Mengatakan ruang OSIS adalah ruangan sangatlah tidak sesuai. Lebih tepatnya adalah gedung. OSIS memiliki gedung mereka sendiri. Sama halnya dengan Klub Penelitian Ilmu Gaib. Naruto tidak mengerti kenapa OSIS dan klub yang anggotanya sedikit harus menggunakan sebuah untuk mereka sendiri, tapi Ia hanya bisa mengangkat bahu, tidak terlalu peduli dengan ketidakadaan logika tersebut.

Gedung OSIS, sejauh yang Naruto tahu, memiliki gaya eropa. Dengan pintu tinggi dan atap yang lebih tinggi pula. Dan ruangan ketua OSIS berada di lantai tiga, yang artinya Naruto harus memanjat tangga. Untungnya, semua lampu masih hidup. Jika tidak, dengan ketakutannya akan hantu, Naruto tidak yakin Ia bisa berjalan menuju lantai tiga.

Tidak lama, Naruto sampai di dua buah pintu besar. Perlahan, Ia membuka pintu itu cukup lebar untuk membiarkannya masuk. Ruangan ketua OSIS cukup besar, bahkan lebih besar dari apartemennya. Lantainya di alasi dengan karpet merah, ada meja persegi panjang dan sofa di sisi kanan Naruto. Dindingnya di di penuh pajangan dan rak yang berisi buku. Jendela transparan membantu penerangan ruangan ini.

Dan tepat di depan Naruto, duduk di belakang meja megah dengan tatapan menuju padanya adalah Souna.

"Kaichou." Sapa Naruto.

"Duduk, Uzumaki-san." Souna menunjuk kursi di depan meja.

Tanpa diperintah dua kali, Naruto langsung duduk. Ia langsung menyadari bahwa kursi ini pastilah mahal, karena kursi yang Ia duduki terasa jauh lebih empuk dibandingkan kasur di apartemennya.

"Kau bisa bermain catur, Uzumaki-san?" Souna bertanya, menunjuk ke catur yang baru Naruto sadari berada di meja tersebut. Naruto mengangguk. "Kalau begitu, main denganku."

Naruto mengangguk lagi dan langsung menggerakkan bidak putihnya.
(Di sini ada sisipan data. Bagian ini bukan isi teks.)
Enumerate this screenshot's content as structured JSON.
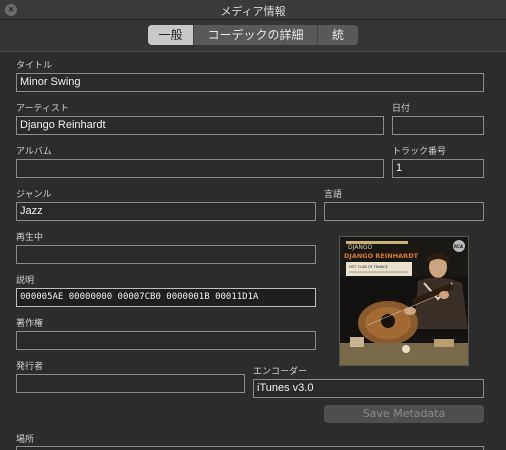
{
  "window": {
    "title": "メディア情報",
    "close_icon": "close-icon"
  },
  "tabs": [
    {
      "label": "一般",
      "active": true
    },
    {
      "label": "コーデックの詳細",
      "active": false
    },
    {
      "label": "統計",
      "active": false
    }
  ],
  "fields": {
    "title": {
      "label": "タイトル",
      "value": "Minor Swing"
    },
    "artist": {
      "label": "アーティスト",
      "value": "Django Reinhardt"
    },
    "date": {
      "label": "日付",
      "value": ""
    },
    "album": {
      "label": "アルバム",
      "value": ""
    },
    "track_number": {
      "label": "トラック番号",
      "value": "1"
    },
    "genre": {
      "label": "ジャンル",
      "value": "Jazz"
    },
    "language": {
      "label": "言語",
      "value": ""
    },
    "now_playing": {
      "label": "再生中",
      "value": ""
    },
    "description": {
      "label": "説明",
      "value": "000005AE 00000000 00007CB0 0000001B 00011D1A"
    },
    "copyright": {
      "label": "著作権",
      "value": ""
    },
    "publisher": {
      "label": "発行者",
      "value": ""
    },
    "encoder": {
      "label": "エンコーダー",
      "value": "iTunes v3.0"
    },
    "location": {
      "label": "場所",
      "value": ""
    }
  },
  "artwork": {
    "banner_top": "DJANGO",
    "banner_name": "DJANGO REINHARDT",
    "subtitle": "HOT CLUB OF FRANCE",
    "logo": "RCA"
  },
  "buttons": {
    "save_metadata": "Save Metadata"
  },
  "colors": {
    "background": "#2d2d2d",
    "field_border": "#8a8a8a",
    "active_tab": "#c8c8c8",
    "disabled_text": "#8a8a8a"
  }
}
"Selagi kita bermain, bagaimana kalau kita berbicara juga, Uzumaki-san?" Sona menggerakan bidak hitamnya. "Topik pembicaraan kali ini adalah alasan kenapa kau sering terlambat datang ke sekolah."

Naruto membuka mulut ingin menjawab, tapi Souna mengangkat satu tangannya, menghentikan Naruto.
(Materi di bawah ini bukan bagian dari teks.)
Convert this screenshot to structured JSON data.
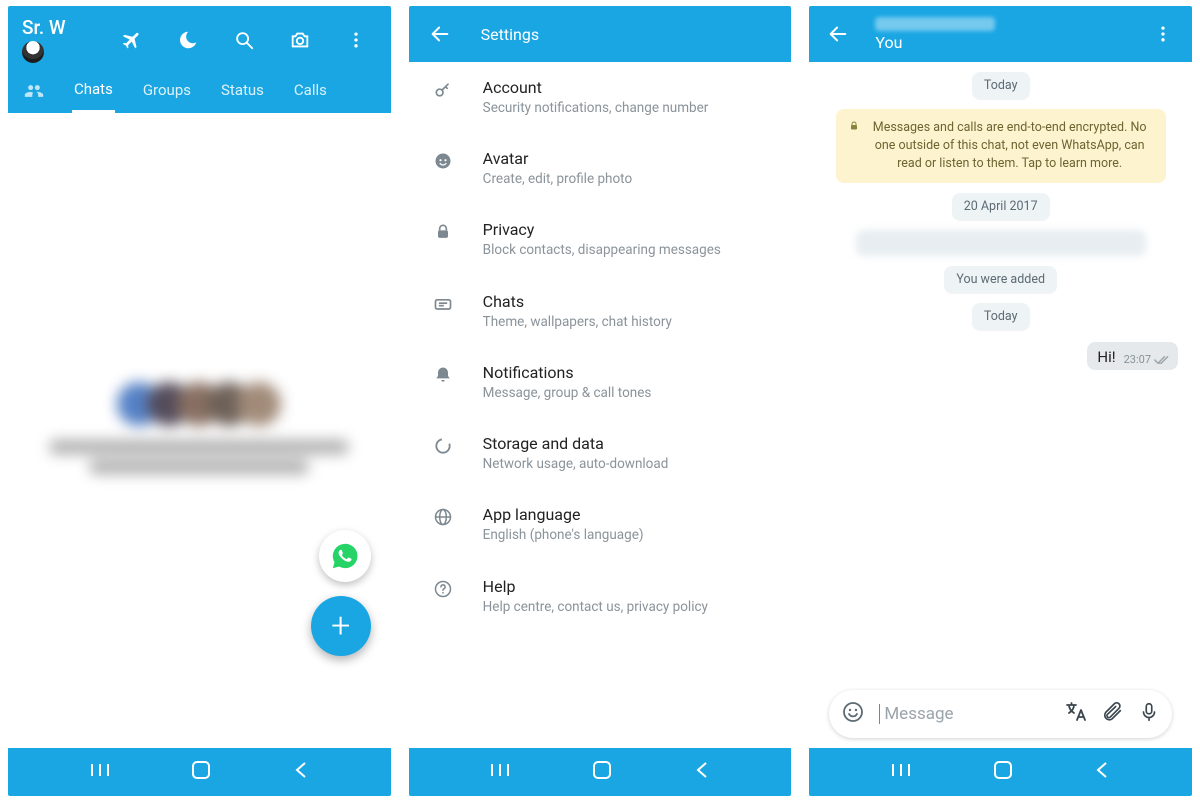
{
  "colors": {
    "accent": "#19A6E3",
    "whatsapp_green": "#25D366"
  },
  "screen1": {
    "user_name": "Sr. W",
    "tabs": {
      "chats": "Chats",
      "groups": "Groups",
      "status": "Status",
      "calls": "Calls"
    },
    "active_tab": "chats"
  },
  "screen2": {
    "title": "Settings",
    "items": [
      {
        "title": "Account",
        "desc": "Security notifications, change number"
      },
      {
        "title": "Avatar",
        "desc": "Create, edit, profile photo"
      },
      {
        "title": "Privacy",
        "desc": "Block contacts, disappearing messages"
      },
      {
        "title": "Chats",
        "desc": "Theme, wallpapers, chat history"
      },
      {
        "title": "Notifications",
        "desc": "Message, group & call tones"
      },
      {
        "title": "Storage and data",
        "desc": "Network usage, auto-download"
      },
      {
        "title": "App language",
        "desc": "English (phone's language)"
      },
      {
        "title": "Help",
        "desc": "Help centre, contact us, privacy policy"
      }
    ]
  },
  "screen3": {
    "subtitle": "You",
    "date_today": "Today",
    "encryption_notice": "Messages and calls are end-to-end encrypted. No one outside of this chat, not even WhatsApp, can read or listen to them. Tap to learn more.",
    "date_past": "20 April 2017",
    "system_added": "You were added",
    "outgoing": {
      "text": "Hi!",
      "time": "23:07"
    },
    "input_placeholder": "Message"
  }
}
"Aku tidak mau mendengar cerita luar biasamu, Uzumaki-san. Aku mau tahu alasanmu yang sebenarnya." Tangan putihnya bergerak menunjuk catur di depan mereka. "Giliranmu."

Naruto membuat gerakannya di papan catur.

"Ini sedikit tidak susah untuk dikatakan." Ujar Naruto. "Malah bisa dibilang aku malu mengatakannya."

"Kau tidak perlu malu denganku Uzumaki-san. Adalah tugas ketua OSIS untuk membatu murid di Academy ini." Souna menggunakan gilirannya.

"Ah, begitu…" Naruto berpikir sejenak sebelum menggerakkan bidaknya. "Singkatnya, aku melakukan pekerjaan sampingan."

"Dan?" Souna mengangkat satu alis.

"Kau tidak terkejut aku punya pekerjaan?" Naruto bertanya.

Souna menggunakan gilirannya sebelum kembali menjawab. "Kau bukan satu-satunya yang punya pekerjaan sambilan, Uzumaki-san. Tiga puluh persen siswa di Academy ini memiliki pekerjaan sampingan."

"…Itu fakta baru bagiku." Naruto menggerakkan caturnya.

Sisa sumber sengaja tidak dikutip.